Élection de Christophe Bouchet : comment devenir maire de Tours sans vraiment le mériter

Ce mardi 17 octobre, à l’occasion d’un conseil municipal extraordinaire, Christophe Bouchet a succédé à Serge Babary, qui a dû quitter son fauteuil de maire après avoir été élu sénateur. Éléments de portrait.

L’élection s’est d’abord jouée au sein de la majorité municipale, le 12 octobre, à l’occasion d’un processus interne pour se choisir un seul candidat et éviter les luttes fratricides entre adjoints ambitieux. A l’issue de deux tours d’un scrutin à huis clos organisé ce jour-là, les élu-es de la majorité se sont montré-es incapables de départager les deux centristes candidats au poste de maire. Bouchet en est sorti vainqueur au bénéfice de l’âge, ayant obtenu le même nombre de voix que son principal concurrent Xavier Dateu. Une fois désigné candidat unique de la majorité, l’élection de Bouchet par le conseil municipal n’était plus qu’une formalité, même si Xavier Dateu a décidé de maintenir sa candidature [1].

Bouchet n’aura donc même pas réussi à obtenir une majorité parmi ses petits camarades de la droite et du centre. Il faut dire que les élections ne lui réussissent pas particulièrement : candidat centriste aux élections législatives de 2012 dans la première circonscription d’Indre-et-Loire, il avait péniblement récolté 1,62 % des suffrages exprimés, soit 577 voix seulement. Heureusement pour lui, ce genre d’échec cuisant n’est pas disqualifiant. Et les choses sont bien faites, puisqu’on peut donc devenir maire de Tours sans même remporter une majorité claire au sein d’un groupe de 42 personnes. Dateu a même obtenu 15 voix, ce mardi, contre 30 pour Bouchet.

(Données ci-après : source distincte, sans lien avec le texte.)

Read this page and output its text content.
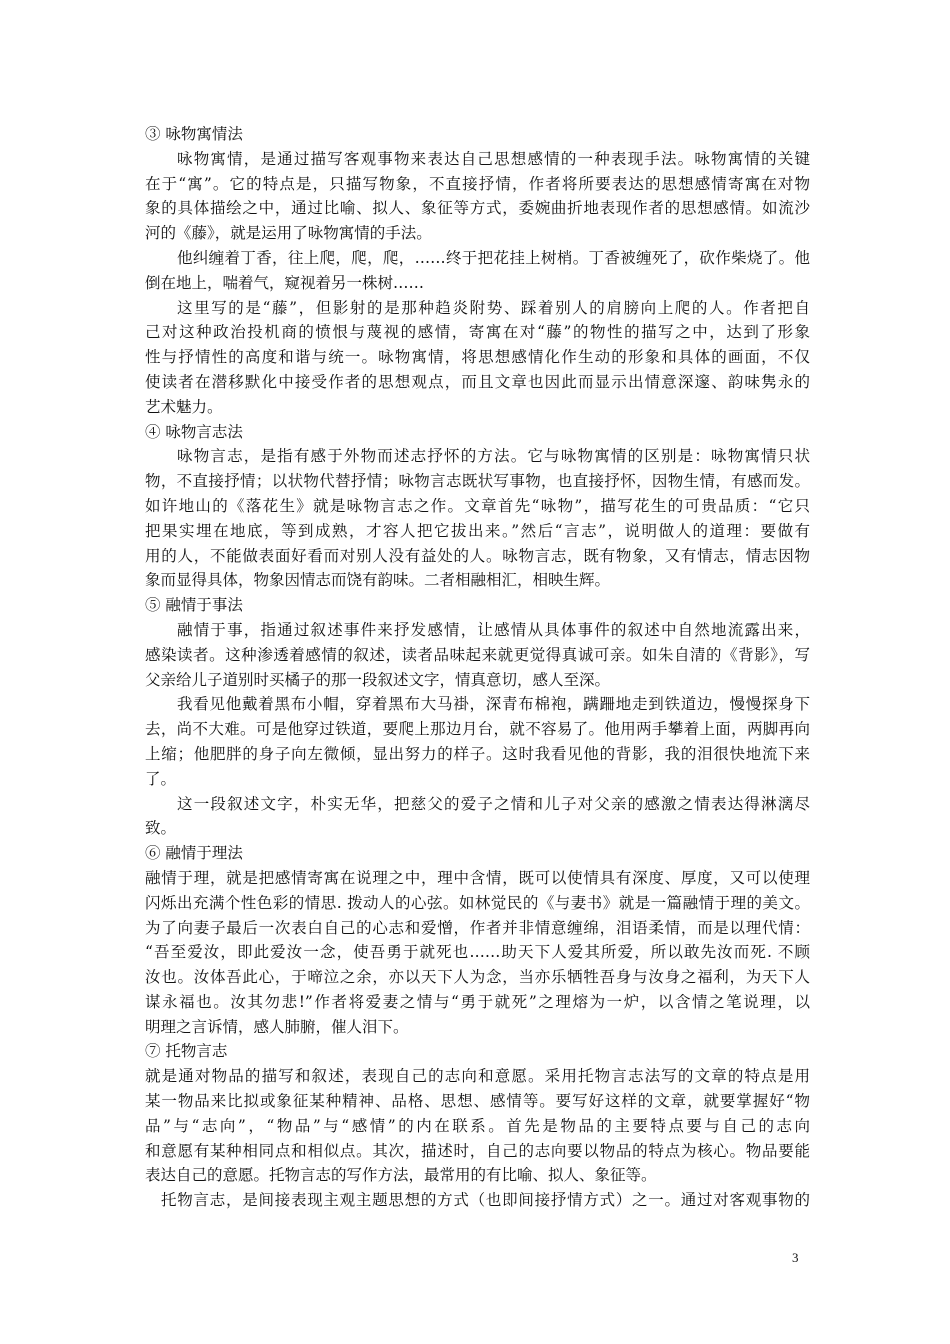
③ 咏物寓情法
咏物寓情，是通过描写客观事物来表达自己思想感情的一种表现手法。咏物寓情的关键
在于“寓”。它的特点是，只描写物象，不直接抒情，作者将所要表达的思想感情寄寓在对物
象的具体描绘之中，通过比喻、拟人、象征等方式，委婉曲折地表现作者的思想感情。如流沙
河的《藤》，就是运用了咏物寓情的手法。
他纠缠着丁香，往上爬，爬，爬，……终于把花挂上树梢。丁香被缠死了，砍作柴烧了。他
倒在地上，喘着气，窥视着另一株树……
这里写的是“藤”，但影射的是那种趋炎附势、踩着别人的肩膀向上爬的人。作者把自
己对这种政治投机商的愤恨与蔑视的感情，寄寓在对“藤”的物性的描写之中，达到了形象
性与抒情性的高度和谐与统一。咏物寓情，将思想感情化作生动的形象和具体的画面，不仅
使读者在潜移默化中接受作者的思想观点，而且文章也因此而显示出情意深邃、韵味隽永的
艺术魅力。
④ 咏物言志法
咏物言志，是指有感于外物而述志抒怀的方法。它与咏物寓情的区别是：咏物寓情只状
物，不直接抒情；以状物代替抒情；咏物言志既状写事物，也直接抒怀，因物生情，有感而发。
如许地山的《落花生》就是咏物言志之作。文章首先“咏物”，描写花生的可贵品质：“它只
把果实埋在地底，等到成熟，才容人把它拔出来。”然后“言志”，说明做人的道理：要做有
用的人，不能做表面好看而对别人没有益处的人。咏物言志，既有物象，又有情志，情志因物
象而显得具体，物象因情志而饶有韵味。二者相融相汇，相映生辉。
⑤ 融情于事法
融情于事，指通过叙述事件来抒发感情，让感情从具体事件的叙述中自然地流露出来，
感染读者。这种渗透着感情的叙述，读者品味起来就更觉得真诚可亲。如朱自清的《背影》，写
父亲给儿子道别时买橘子的那一段叙述文字，情真意切，感人至深。
我看见他戴着黑布小帽，穿着黑布大马褂，深青布棉袍，蹒跚地走到铁道边，慢慢探身下
去，尚不大难。可是他穿过铁道，要爬上那边月台，就不容易了。他用两手攀着上面，两脚再向
上缩；他肥胖的身子向左微倾，显出努力的样子。这时我看见他的背影，我的泪很快地流下来
了。
这一段叙述文字，朴实无华，把慈父的爱子之情和儿子对父亲的感激之情表达得淋漓尽
致。
⑥ 融情于理法
融情于理，就是把感情寄寓在说理之中，理中含情，既可以使情具有深度、厚度，又可以使理
闪烁出充满个性色彩的情思. 拨动人的心弦。如林觉民的《与妻书》就是一篇融情于理的美文。
为了向妻子最后一次表白自己的心志和爱憎，作者并非情意缠绵，泪语柔情，而是以理代情：
“吾至爱汝，即此爱汝一念，使吾勇于就死也……助天下人爱其所爱，所以敢先汝而死. 不顾
汝也。汝体吾此心，于啼泣之余，亦以天下人为念，当亦乐牺牲吾身与汝身之福利，为天下人
谋永福也。汝其勿悲!”作者将爱妻之情与“勇于就死”之理熔为一炉，以含情之笔说理，以
明理之言诉情，感人肺腑，催人泪下。
⑦ 托物言志
就是通对物品的描写和叙述，表现自己的志向和意愿。采用托物言志法写的文章的特点是用
某一物品来比拟或象征某种精神、品格、思想、感情等。要写好这样的文章，就要掌握好“物
品”与“志向”，“物品”与“感情”的内在联系。首先是物品的主要特点要与自己的志向
和意愿有某种相同点和相似点。其次，描述时，自己的志向要以物品的特点为核心。物品要能
表达自己的意愿。托物言志的写作方法，最常用的有比喻、拟人、象征等。
托物言志，是间接表现主观主题思想的方式（也即间接抒情方式）之一。通过对客观事物的
3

De La Nouvelle République à Lagardère, en passant par l’Olympique de Marseille

Nommé adjoint au tourisme et au rayonnement suite aux élections municipales de 2014, Bouchet est en première ligne depuis le début du mandat pour multiplier les initiatives idiotes visant à faire parler de Tours dans la presse nationale. Tant pis si une bonne part des événements imaginés par la municipalité (festivités martiniennes, Franco Gourmandes, etc.) sont des échecs qui ont coûté horriblement cher : le tout est de s’agiter pour exister.

Mais Bouchet n’a pas toujours épuisé son énergie à transformer Tours en destination touristique incontournable. Il a commencé sa carrière dans le journalisme, au sein du groupe La Nouvelle République, avant d’aller bosser dans diverses structures et médias nationaux. Il écrit aussi quelques livres, parmi lesquels, en 1995, Comment devenir riche et célèbre sans vraiment le mériter [2].

Il devient ensuite patron de l’Olympique de Marseille, par la grâce de son propriétaire Robert Louis-Dreyfus, entre 2002 et 2004. Comme le note le site spécialisé Les cahiers du football, « son bilan est d’abord positif : des comptes remis à l’équilibre, l’achèvement de la Commanderie, la Ligue des champions retrouvée ». Et puis très vite, rien ne va plus :

« Démagogique et antipathique dans des proportions bien équilibrées, il aura fini par se faire détester de tout le monde. (...) Il se signale aussi par son étonnante propension à dire tout et son contraire. »

Bouchet se fera notamment remarquer en réclamant que la Fédération française de football (FFF) restitue à son club le titre de champion de France pour la saison 1992-1993 [3]. L’attribution de ce titre avait été suspendue suite aux tentatives de corruption menées par les dirigeants de l’OM pour que les joueurs de Valenciennes « lèvent le pied » à l’occasion d’une rencontre. Tant pis pour la morale, Bouchet avait à l’époque besoin de caresser les supporters marseillais dans le sens du poil.

Après ce passage à l’OM, il atterrit au sein du groupe Lagardère, au sein duquel il dirige l’agence de marketing sportif Sportfive, avant de créer sa propre boîte de conseil en marketing dans le domaine du sport. Du journalisme au marketing, du marketing sportif au marketing territorial : comme on le voit, le parcours de Bouchet est marqué par une certaine cohérence, et il est bien placé pour vendre la ville comme il vendait auparavant des droits de retransmission.

Notes

[2Avec en sous-titre « Bernard Tapie, Bernard Arnault, Pierre Bergé et les autres ». Selon l’Express, « ce livre s’adresse à tous les Rastignacs du business qui voudraient imiter leurs illustres aînés ».

[3A ce sujet, lire Honte sur le site Les cahiers du football.